Update: This article was updated on Jan. 15 to reflect that CIBC also raised its mortgage rate.
Canada’s big banks are raising their mortgage rates.
The Royal Bank of Canada and the Toronto-Dominion Bank are the first banks to make a move; this week, they announced their five-year special rates for a five-year fixed mortgage will go up by 15 basis points, from 3.39% to 3.54%. The qualification rate — the rate at which some homebuyers need to show they qualify for — will jump from 4.99% to 5.14%.
Meanwhile, CIBC's rate for a five-year fixed mortgage only rose to 4.99%, up ten basis points from 4.89%.
Scotiabank has also confirmed to LowestRates.ca that it will likely hike mortgage rates as well, and is set to make an announcement soon. Expect Canada’s other major banks — National Bank and BMO — to follow very shortly.
Qualifying rates haven’t been this high since 2014.
At 5.14%, a Canadian buying a property for $500,000, with 10% down and 25 years amortization, will have to show they can afford to service a monthly mortgage payment of $2,745. Let’s say the property is a condo — suddenly you’re adding on $450 for maintenance fees and another $120 a month for property taxes. The bank is going to want to make sure you can afford your $3,315 monthly payment.
All signs currently point to the Bank of Canada raising interest rates at its next rate announcement on Jan. 17. Economists predict there could be as many as three hikes this year. The bank’s benchmark rate sets the standard for how much interest banks charge on their loans.
As the country’s central bank, the BoC periodically adjusts interest rates to make sure that inflation doesn’t get out of hand. When these adjustments happen, consumers are not directly affected; the consumer-facing banks that lend from the BoC, like RBC or Scotiabank, are.

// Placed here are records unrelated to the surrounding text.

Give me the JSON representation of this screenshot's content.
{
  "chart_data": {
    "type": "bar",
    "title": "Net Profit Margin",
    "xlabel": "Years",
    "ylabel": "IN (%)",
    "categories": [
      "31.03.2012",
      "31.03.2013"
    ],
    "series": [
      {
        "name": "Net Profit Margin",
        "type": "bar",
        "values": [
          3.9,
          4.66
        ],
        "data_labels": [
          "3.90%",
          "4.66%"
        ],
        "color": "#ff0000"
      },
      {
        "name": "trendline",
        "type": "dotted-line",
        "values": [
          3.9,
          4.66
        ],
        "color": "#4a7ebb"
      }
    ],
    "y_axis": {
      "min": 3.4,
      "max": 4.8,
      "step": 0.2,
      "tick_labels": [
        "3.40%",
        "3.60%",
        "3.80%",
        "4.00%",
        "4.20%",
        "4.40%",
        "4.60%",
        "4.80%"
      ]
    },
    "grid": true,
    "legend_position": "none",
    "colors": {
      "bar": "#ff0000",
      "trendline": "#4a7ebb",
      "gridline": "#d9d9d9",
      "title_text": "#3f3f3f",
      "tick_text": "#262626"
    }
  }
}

These consumer-facing banks then move their own rates to make sure that they can still lend at a profit. So, hypothetically speaking, if the BoC raises its current rate of 1% to 2%, and consumer-facing banks were already lending to their customers at a 2% interest rate, these banks will likely hike their rates, too. (It’s not a two-way street, though: when the BoC lowers its rates, banks do not always follow suit.)

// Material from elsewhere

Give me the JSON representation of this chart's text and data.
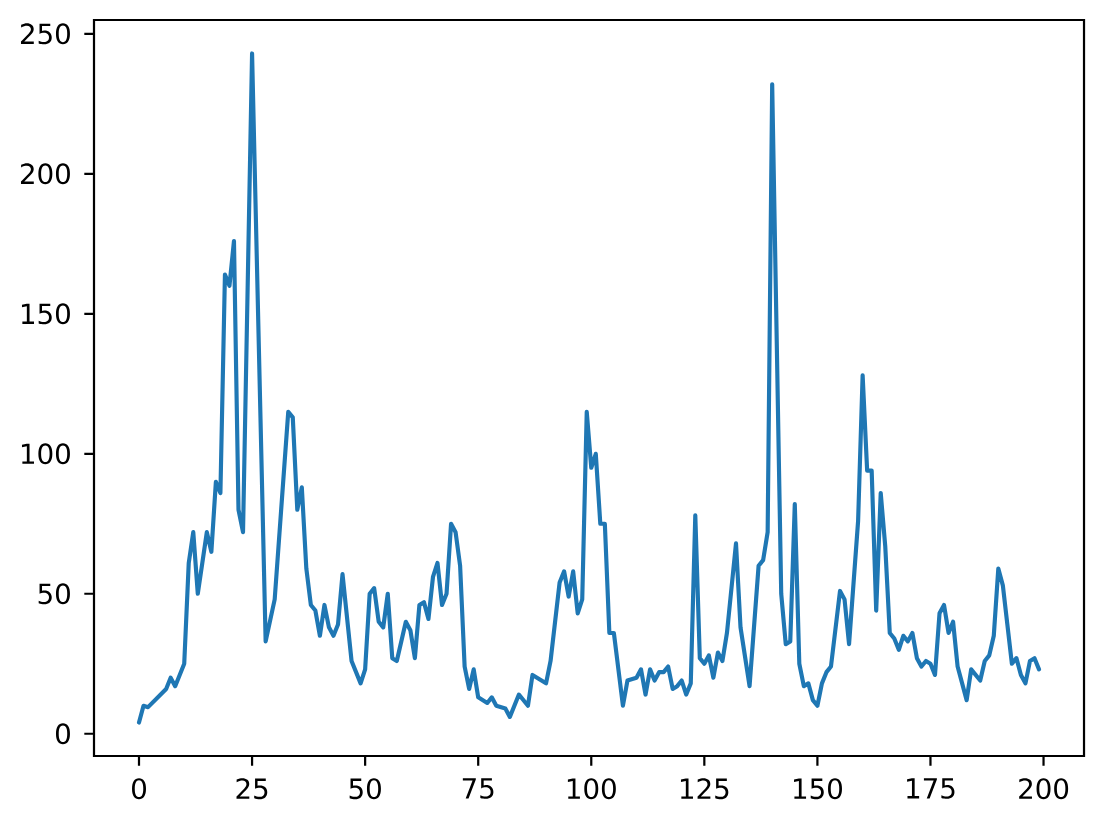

In combination with the OSFI stress test rules that kicked in on Jan. 1, higher mortgage rates could make home ownership outright impossible for many in expensive cities like Toronto and Vancouver.

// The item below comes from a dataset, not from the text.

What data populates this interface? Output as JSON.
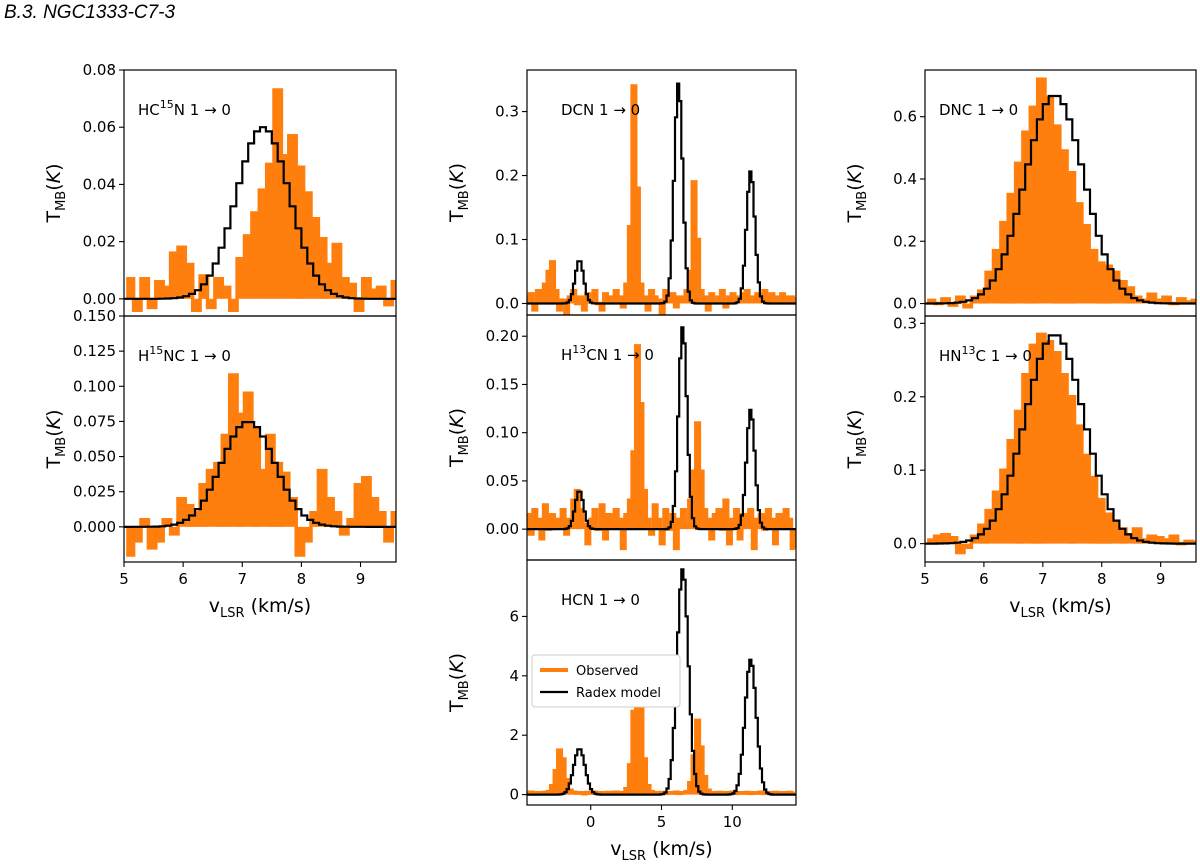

The OSFI rules “stress test” prospective buyers at one of two rates (e.g., whichever ends up being higher): their bank’s five-year average posted rate; or two percentage points higher than the rate they were offered by their bank or broker.
With higher mortgage rates, not only will houses become more expensive to pay for in the long run. Getting access to a mortgage in the first place might also become harder than ever.